# Introduction

This project describes the code that was used for the identification of migraine biomarkers with a semantic knowledge graph.
A link to the journal article is available in the project description. 

A semantic knowledge graph describes how biomedical entities, such as diseases and drugs, are related to each other using subject-predicate-object triples. 
Often, these triples also contain references to sources in which they are described; their provenance. 
In the knowledge graph used for this experiment, this was required. 
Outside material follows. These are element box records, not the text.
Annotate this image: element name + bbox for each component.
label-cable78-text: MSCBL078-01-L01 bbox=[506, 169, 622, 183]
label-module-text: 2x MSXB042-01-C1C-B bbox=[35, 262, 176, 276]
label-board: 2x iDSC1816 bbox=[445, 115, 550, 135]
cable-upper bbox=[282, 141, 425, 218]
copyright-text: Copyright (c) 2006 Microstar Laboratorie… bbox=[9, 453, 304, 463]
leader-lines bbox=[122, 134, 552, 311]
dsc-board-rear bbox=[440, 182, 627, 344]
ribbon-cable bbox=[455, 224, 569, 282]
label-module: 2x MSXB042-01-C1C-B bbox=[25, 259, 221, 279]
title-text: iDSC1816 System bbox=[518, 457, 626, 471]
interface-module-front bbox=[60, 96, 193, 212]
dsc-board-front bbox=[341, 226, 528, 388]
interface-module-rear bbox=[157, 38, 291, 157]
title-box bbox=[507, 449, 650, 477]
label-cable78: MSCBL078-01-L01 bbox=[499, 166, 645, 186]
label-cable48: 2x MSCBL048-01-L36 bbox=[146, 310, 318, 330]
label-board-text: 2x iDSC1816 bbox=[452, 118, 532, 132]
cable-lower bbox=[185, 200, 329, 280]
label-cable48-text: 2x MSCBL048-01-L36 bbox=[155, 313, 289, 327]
The semantic web can be considered an implementation of a knowledge graph. 
Where they differ is that the semantic web sets a number of additional requirements, such as unique URI's for each concept. 
Furthermore, semantic web implementations commonly have "exact match" predicates between two concepts that describe the same real-world entity. 
In the knowledge graph used by us, these concepts are simply merged to a single concept.

# Experimental setup

## Use of the reference set

The reference set used in this experiment was only used to evaluate the results, and not as the training set. 
Effectively, we pretended we only had a minimal knowledge about the desired outcome. 
We therefore chose to use the information in the knowledge graph as weights, instead of examining their semantic meaning. 

## Types of weights

We examined four types of weights: 
1. The number of concepts connecting migraine to the potential biomarker
2. The number of predicates connecting migraine to the potential biomarker
3. The number of sources connecting migraine to the potential biomarker
4. A variation to the number of concepts, where the edges in the second step are also used. If intermediate concepts are connected to a large number of other concepts, this decreases the weight of the edge. 
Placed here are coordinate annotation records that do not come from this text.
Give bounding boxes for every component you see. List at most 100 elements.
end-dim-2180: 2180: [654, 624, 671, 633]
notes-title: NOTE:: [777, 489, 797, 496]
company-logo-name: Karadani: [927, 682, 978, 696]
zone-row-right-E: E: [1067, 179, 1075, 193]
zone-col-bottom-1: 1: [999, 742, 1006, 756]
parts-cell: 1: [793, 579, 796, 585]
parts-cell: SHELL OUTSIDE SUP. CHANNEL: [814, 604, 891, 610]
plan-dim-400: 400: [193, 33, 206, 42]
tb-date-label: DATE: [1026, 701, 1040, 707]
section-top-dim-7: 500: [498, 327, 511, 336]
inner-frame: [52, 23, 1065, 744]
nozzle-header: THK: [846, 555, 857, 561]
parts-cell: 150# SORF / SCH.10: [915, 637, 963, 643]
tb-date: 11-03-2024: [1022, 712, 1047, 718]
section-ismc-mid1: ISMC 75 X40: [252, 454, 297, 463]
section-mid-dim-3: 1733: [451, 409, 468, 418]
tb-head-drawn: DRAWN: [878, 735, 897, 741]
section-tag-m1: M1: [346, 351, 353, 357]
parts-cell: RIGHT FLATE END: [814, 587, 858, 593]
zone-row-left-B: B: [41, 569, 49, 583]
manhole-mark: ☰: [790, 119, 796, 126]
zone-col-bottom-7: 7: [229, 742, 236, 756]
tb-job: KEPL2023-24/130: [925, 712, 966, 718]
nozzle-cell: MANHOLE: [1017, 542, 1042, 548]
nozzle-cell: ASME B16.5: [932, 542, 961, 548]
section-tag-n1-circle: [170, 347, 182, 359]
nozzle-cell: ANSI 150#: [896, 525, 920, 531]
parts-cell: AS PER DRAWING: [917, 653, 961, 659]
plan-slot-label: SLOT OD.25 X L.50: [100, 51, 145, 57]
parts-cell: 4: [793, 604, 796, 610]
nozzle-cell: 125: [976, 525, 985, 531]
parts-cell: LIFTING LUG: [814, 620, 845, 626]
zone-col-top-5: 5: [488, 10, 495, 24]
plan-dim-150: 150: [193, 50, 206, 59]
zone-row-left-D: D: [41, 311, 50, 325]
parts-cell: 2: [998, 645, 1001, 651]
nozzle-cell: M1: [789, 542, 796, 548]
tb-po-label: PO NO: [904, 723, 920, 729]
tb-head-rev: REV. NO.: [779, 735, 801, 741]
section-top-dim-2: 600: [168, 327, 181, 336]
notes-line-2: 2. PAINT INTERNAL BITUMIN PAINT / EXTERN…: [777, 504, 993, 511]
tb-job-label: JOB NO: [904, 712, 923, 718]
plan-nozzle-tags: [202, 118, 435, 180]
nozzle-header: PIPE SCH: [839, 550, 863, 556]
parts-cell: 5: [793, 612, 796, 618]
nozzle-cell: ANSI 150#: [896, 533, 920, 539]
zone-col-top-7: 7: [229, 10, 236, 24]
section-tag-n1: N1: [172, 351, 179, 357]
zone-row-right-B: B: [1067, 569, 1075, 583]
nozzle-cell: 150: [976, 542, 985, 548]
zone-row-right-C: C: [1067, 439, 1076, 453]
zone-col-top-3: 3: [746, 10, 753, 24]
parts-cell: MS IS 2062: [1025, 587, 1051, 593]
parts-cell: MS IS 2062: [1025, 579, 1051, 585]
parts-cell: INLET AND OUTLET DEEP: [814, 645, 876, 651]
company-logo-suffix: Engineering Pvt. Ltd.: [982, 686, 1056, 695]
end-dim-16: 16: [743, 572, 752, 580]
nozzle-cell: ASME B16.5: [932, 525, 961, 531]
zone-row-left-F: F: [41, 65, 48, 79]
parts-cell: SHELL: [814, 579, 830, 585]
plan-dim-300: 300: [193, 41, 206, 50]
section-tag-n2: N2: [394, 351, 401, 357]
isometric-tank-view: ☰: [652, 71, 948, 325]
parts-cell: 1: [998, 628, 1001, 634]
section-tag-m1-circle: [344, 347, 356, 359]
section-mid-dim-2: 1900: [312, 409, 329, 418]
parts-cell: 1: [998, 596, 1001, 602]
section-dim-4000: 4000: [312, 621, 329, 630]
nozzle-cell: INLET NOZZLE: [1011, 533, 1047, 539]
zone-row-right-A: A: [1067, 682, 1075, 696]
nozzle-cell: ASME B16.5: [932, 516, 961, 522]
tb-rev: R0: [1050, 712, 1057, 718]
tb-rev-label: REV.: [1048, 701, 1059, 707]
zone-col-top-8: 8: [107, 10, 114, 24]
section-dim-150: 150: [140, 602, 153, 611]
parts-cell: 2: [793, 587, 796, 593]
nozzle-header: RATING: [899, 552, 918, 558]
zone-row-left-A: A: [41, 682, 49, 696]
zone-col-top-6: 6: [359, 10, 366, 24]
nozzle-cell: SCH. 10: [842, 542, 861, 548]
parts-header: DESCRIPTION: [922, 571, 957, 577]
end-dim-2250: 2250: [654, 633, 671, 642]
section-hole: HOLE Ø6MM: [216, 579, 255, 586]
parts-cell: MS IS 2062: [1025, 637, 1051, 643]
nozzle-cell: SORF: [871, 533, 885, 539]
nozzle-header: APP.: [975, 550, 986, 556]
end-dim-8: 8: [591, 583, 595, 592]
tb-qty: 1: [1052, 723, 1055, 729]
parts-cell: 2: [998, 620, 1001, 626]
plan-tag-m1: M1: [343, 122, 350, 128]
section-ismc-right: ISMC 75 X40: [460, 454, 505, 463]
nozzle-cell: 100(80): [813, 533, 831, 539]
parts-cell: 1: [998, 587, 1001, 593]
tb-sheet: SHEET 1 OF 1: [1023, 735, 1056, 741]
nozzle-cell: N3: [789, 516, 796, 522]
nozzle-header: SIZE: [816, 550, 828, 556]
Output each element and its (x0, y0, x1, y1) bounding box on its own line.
Where each weight was between 0 and 1. 

Because identifying potential biomarkers that have a direct relationship with migraine is obvious, we only used information from the indirect relationships. 
This information is more likely to be hidden in the bodies of journal articles, and not immediately and obviously mentioned in their titles or abstracts.
The weights of the two steps were therefore multiplied with each other to calculate a "probability" of ending up at that specific biomarker if you randomly followed the concepts/predicates/sources. 
Surprisingly, we found little difference in overall performance between the different weights. 
Some reference compounds were ranked higher than others depending on the ranking method, but overall, no "best" ranking method could be identified. 

## The migraine subgraph

Because the UMLS covers a very wide range of concepts, ranging from organizations to atoms, we made a selection in the included types of concepts. 
Not every concept type was considered to be relevant by the migraine researchers, who made this selection. 
The ultimate list of included concept types is available in the article. 

## Removing medications and highly generic concepts

Another challenge were the drugs. 
Many molecules naturally available in the body (endogenic) can also be used as a drug. 
Glucose is a good example of this. 
We therefore had to create a list of compounds which do not occur naturally in the body (exogenic), which we used to filter the list of potential biomarkers. 

Another filter we applied was to remove highly generic concepts, such as the concept for "Disease". 
These are generic to such a degree that they only serve to introduce noise. 
We like to think that we made common sense decisions there. 

# Reproducability 

A [notebook](http://wytze.info/migraine_biomarkers/) with the executed code is available in a notebook, which fully reproduces the results presented in the article.
The data I extracted from the knowledge graph is available in the project as CSV files. 
If you want access to the knowledge graph itself, please send me an email. 

The notebook also mentions the packages that were used, as well as the R version.